Das "Trauernde Trachtenmädchen" in Gutach stammt aus dem Jahr 1923. Foto: Gemeinde Foto: Schwarzwälder Bote

Vortrag: Weibliche Denkmäler sind selten

Gutach. Über Frauen und Denkmäler im Deutschen Kaiserreich und der Weimarer Republik referiert am Donnerstag, 3. Oktober, die promovierte Historikerin Ute Scherb im Freilichtmuseum. Beginn ist um 11 Uhr.

Frau Scherb, sind Denkmäler aus der Zeit des Deutschen Kaiserreichs (1871-1918) und der Weimarer Republik (1918-1933) überwiegend "männlich"?

Ja, das sind sie – sowohl ihre Stifter als auch die Motive.

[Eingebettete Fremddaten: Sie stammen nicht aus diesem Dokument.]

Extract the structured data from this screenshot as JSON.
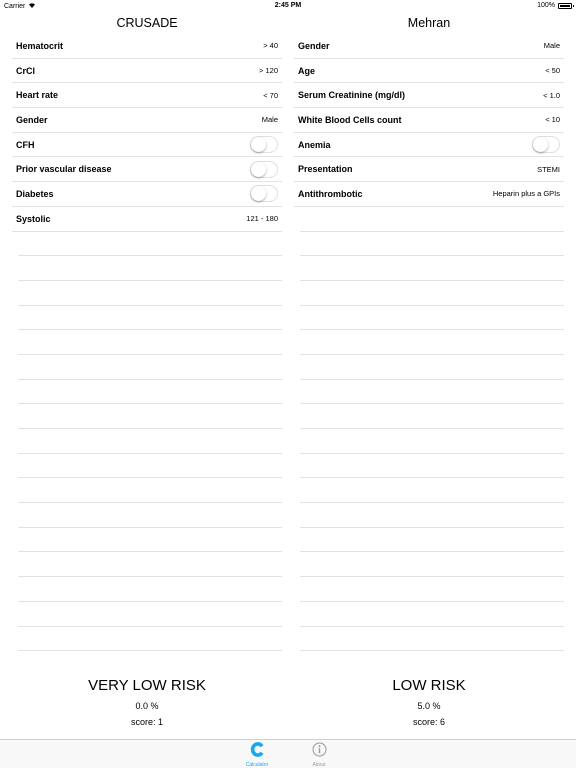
{
  "status_bar": {
    "carrier": "Carrier",
    "time": "2:45 PM",
    "battery": "100%"
  },
  "crusade": {
    "title": "CRUSADE",
    "rows": [
      {
        "label": "Hematocrit",
        "value": "> 40"
      },
      {
        "label": "CrCl",
        "value": "> 120"
      },
      {
        "label": "Heart rate",
        "value": "< 70"
      },
      {
        "label": "Gender",
        "value": "Male"
      },
      {
        "label": "CFH",
        "toggle": false
      },
      {
        "label": "Prior vascular disease",
        "toggle": false
      },
      {
        "label": "Diabetes",
        "toggle": false
      },
      {
        "label": "Systolic",
        "value": "121 - 180"
      }
    ],
    "result": {
      "risk_level": "VERY LOW RISK",
      "percent": "0.0 %",
      "score": "score: 1"
    }
  },
  "mehran": {
    "title": "Mehran",
    "rows": [
      {
        "label": "Gender",
        "value": "Male"
      },
      {
        "label": "Age",
        "value": "< 50"
      },
      {
        "label": "Serum Creatinine (mg/dl)",
        "value": "< 1.0"
      },
      {
        "label": "White Blood Cells count",
        "value": "< 10"
      },
      {
        "label": "Anemia",
        "toggle": false
      },
      {
        "label": "Presentation",
        "value": "STEMI"
      },
      {
        "label": "Antithrombotic",
        "value": "Heparin plus a GPIs"
      }
    ],
    "result": {
      "risk_level": "LOW RISK",
      "percent": "5.0 %",
      "score": "score: 6"
    }
  },
  "tab_bar": {
    "calculator_label": "Calculator",
    "about_label": "About",
    "calculator_icon": "calculator-c-icon",
    "about_icon": "info-icon",
    "active_color": "#18a9e8",
    "inactive_color": "#999999"
  }
}
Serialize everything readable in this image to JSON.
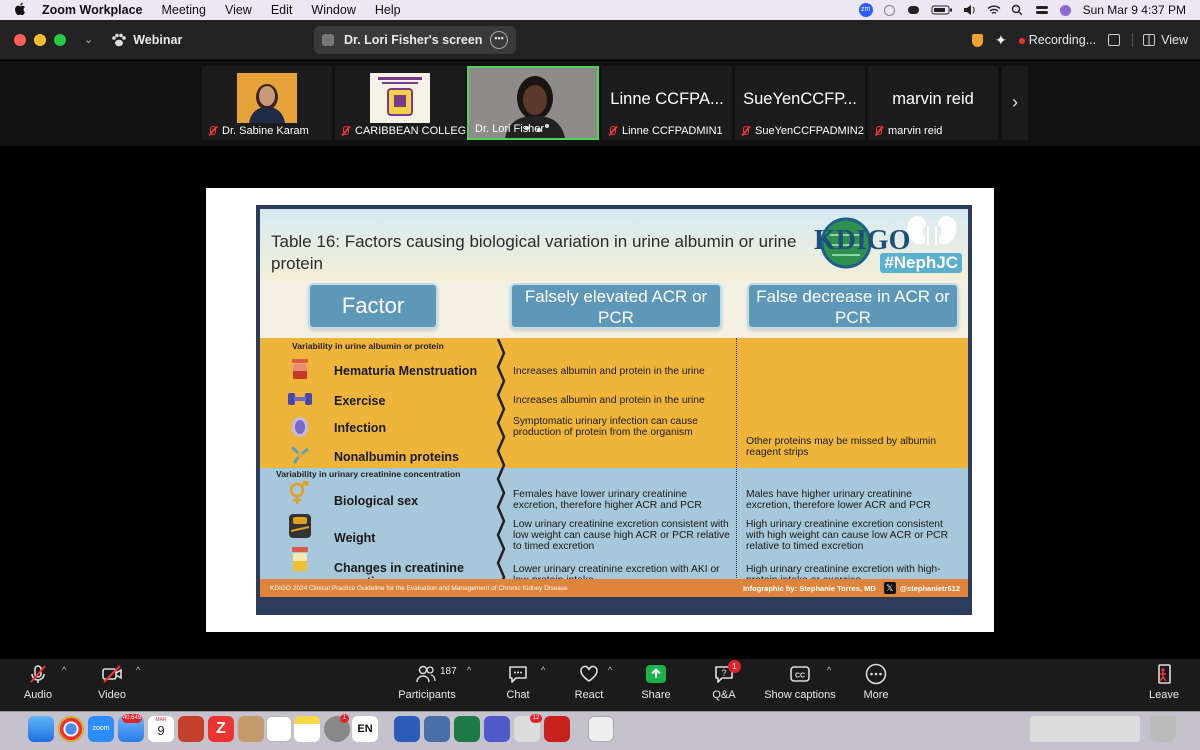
{
  "menubar": {
    "app": "Zoom Workplace",
    "items": [
      "Meeting",
      "View",
      "Edit",
      "Window",
      "Help"
    ],
    "datetime": "Sun Mar 9  4:37 PM"
  },
  "window": {
    "webinar_label": "Webinar",
    "share_title": "Dr. Lori Fisher's screen",
    "recording_label": "Recording...",
    "view_label": "View"
  },
  "participants_strip": [
    {
      "name": "Dr. Sabine Karam",
      "kind": "photo"
    },
    {
      "name": "CARIBBEAN COLLEG...",
      "kind": "logo"
    },
    {
      "name": "Dr. Lori Fisher",
      "kind": "video",
      "active": true
    },
    {
      "name": "Linne CCFPADMIN1",
      "display": "Linne CCFPA...",
      "kind": "text"
    },
    {
      "name": "SueYenCCFPADMIN2",
      "display": "SueYenCCFP...",
      "kind": "text"
    },
    {
      "name": "marvin reid",
      "display": "marvin reid",
      "kind": "text"
    }
  ],
  "slide": {
    "title": "Table 16: Factors causing biological variation in urine albumin or urine protein",
    "brand": "KDIGO",
    "hashtag": "#NephJC",
    "headers": {
      "factor": "Factor",
      "elevated": "Falsely elevated ACR or PCR",
      "decrease": "False decrease in ACR or PCR"
    },
    "section1": "Variability in urine albumin or protein",
    "section2": "Variability in urinary creatinine concentration",
    "rows": [
      {
        "factor": "Hematuria  Menstruation",
        "elevated": "Increases albumin and protein in the urine",
        "decrease": ""
      },
      {
        "factor": "Exercise",
        "elevated": "Increases albumin and protein in the urine",
        "decrease": ""
      },
      {
        "factor": "Infection",
        "elevated": "Symptomatic urinary infection can cause production of protein from the organism",
        "decrease": ""
      },
      {
        "factor": "Nonalbumin proteins",
        "elevated": "",
        "decrease": "Other proteins may be missed by albumin reagent strips"
      },
      {
        "factor": "Biological sex",
        "elevated": "Females have lower urinary creatinine excretion, therefore higher ACR and PCR",
        "decrease": "Males have higher urinary creatinine excretion, therefore lower ACR and PCR"
      },
      {
        "factor": "Weight",
        "elevated": "Low urinary creatinine excretion consistent with low weight can cause high ACR or PCR relative to timed excretion",
        "decrease": "High urinary creatinine excretion consistent with high weight can cause low ACR or PCR relative to timed excretion"
      },
      {
        "factor": "Changes in creatinine excretion",
        "elevated": "Lower urinary creatinine excretion with AKI or low-protein intake",
        "decrease": "High urinary creatinine excretion with high-protein intake or exercise"
      }
    ],
    "footer_source": "KDIGO 2024 Clinical Practice Guideline for the Evaluation and Management of Chronic Kidney Disease",
    "footer_credit": "Infographic by: Stephanie Torres, MD",
    "footer_handle": "@stephanietr612"
  },
  "controls": {
    "audio": "Audio",
    "video": "Video",
    "participants": "Participants",
    "participants_count": "187",
    "chat": "Chat",
    "react": "React",
    "share": "Share",
    "qa": "Q&A",
    "qa_badge": "1",
    "captions": "Show captions",
    "more": "More",
    "leave": "Leave"
  },
  "dock": {
    "mail_badge": "40,649",
    "calendar_month": "MAR",
    "calendar_day": "9",
    "settings_badge": "1",
    "lang": "EN",
    "teams_badge": "12"
  },
  "colors": {
    "accent_green": "#52d352",
    "share_green": "#19b34a",
    "infographic_yellow": "#efb53b",
    "infographic_blue": "#a7c7db",
    "header_blue": "#5e98b8"
  }
}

Das sind meist Personen, die als Vorbild angesehen wurden und denen "man" eine besondere Ehrung zukommen lassen wollte – von Kaiserstatuen über Politiker und Militärs wie Bismarck und Moltke, bis hin zu Schriftstellern und Komponisten wie Goethe, Schiller, Mozart oder Bach. Auch weibliche Figuren sind auf Denkmälern zu finden. Allerdings handelt es sich meist nicht um reale Personen, sondern um Allegorien wie Germania oder Bavaria. Vereinzelt galten auch Monarchinnen als denkmalwürdig: Am Donnerstag zeige ich Monumente für die Kaiserinnen Augusta, Viktoria sowie für die eine oder badische Großherzogin.

Warum wurden reale Frauen so wenig abgebildet?

Nur ganz selten gelang es einer Frau, vor allem einer nicht-adeligen, den Denkmalsockel zu erklimmen. Wir finden hier sozusagen die konkrete Manifestation der mangelnden Anerkennung von Schriftstellerinnen, Komponistinnen oder Forscherinnen. Schließlich durften Frauen offiziell erst seit 1900 studieren.

Gab es nach dem Ersten Weltkrieg mehr weibliche Denkmäler?

Nein, denn Mentalitäten und Einstellungen sind sehr langlebig und haben sich auch mit dem Beginn der Demokratie in Deutschland einschließlich der Einführung des Frauenwahlrechts nicht gewandelt.

Gibt es einen roten Faden bei der Darstellung weiblicher Denkmäler?

Da es nur sehr wenige Frauendenkmäler gibt, lässt sich ein solcher nicht erkennen. Das Sujet der Reiterfigur, das ursprünglich nur Kaisern und Königen vorbehalten war, findet sich nicht in weiblicher Besetzung.

Wann entstand das "Trauernde Trachtenmädchen" in Gutach und wofür steht es?

Die Planungen begannen 1922, den Auftrag erhielt der vor allem als Schwarzwaldmaler bekannte Curt Liebich, der sich sofort ans Werk machte, sodass die "Gutacherin" bereits 1923 enthüllt wurde. Das Denkmal diente als Ort der Trauer für die Angehörigen der im Ersten Weltkrieg (1914-1918) gefallenen Soldaten, deren Gräber unerreichbar waren. Die Kriegerwitwen sollten ihr Ebenbild auf dem Denkmalsockel wiederfinden. Fragen: Lena Weimer.

Ute Scherb ist promovierte Historikerin und verfasste ihre Dissertation über die Geschichte der Freiburger Denkmäler. Sie ist Vorstandsmitglied im Netzwerk "Frauen und Geschichte Baden-Württemberg". In Kehl leitet sie seit zwölf Jahren das Stadtarchiv und das Hanauer Museum.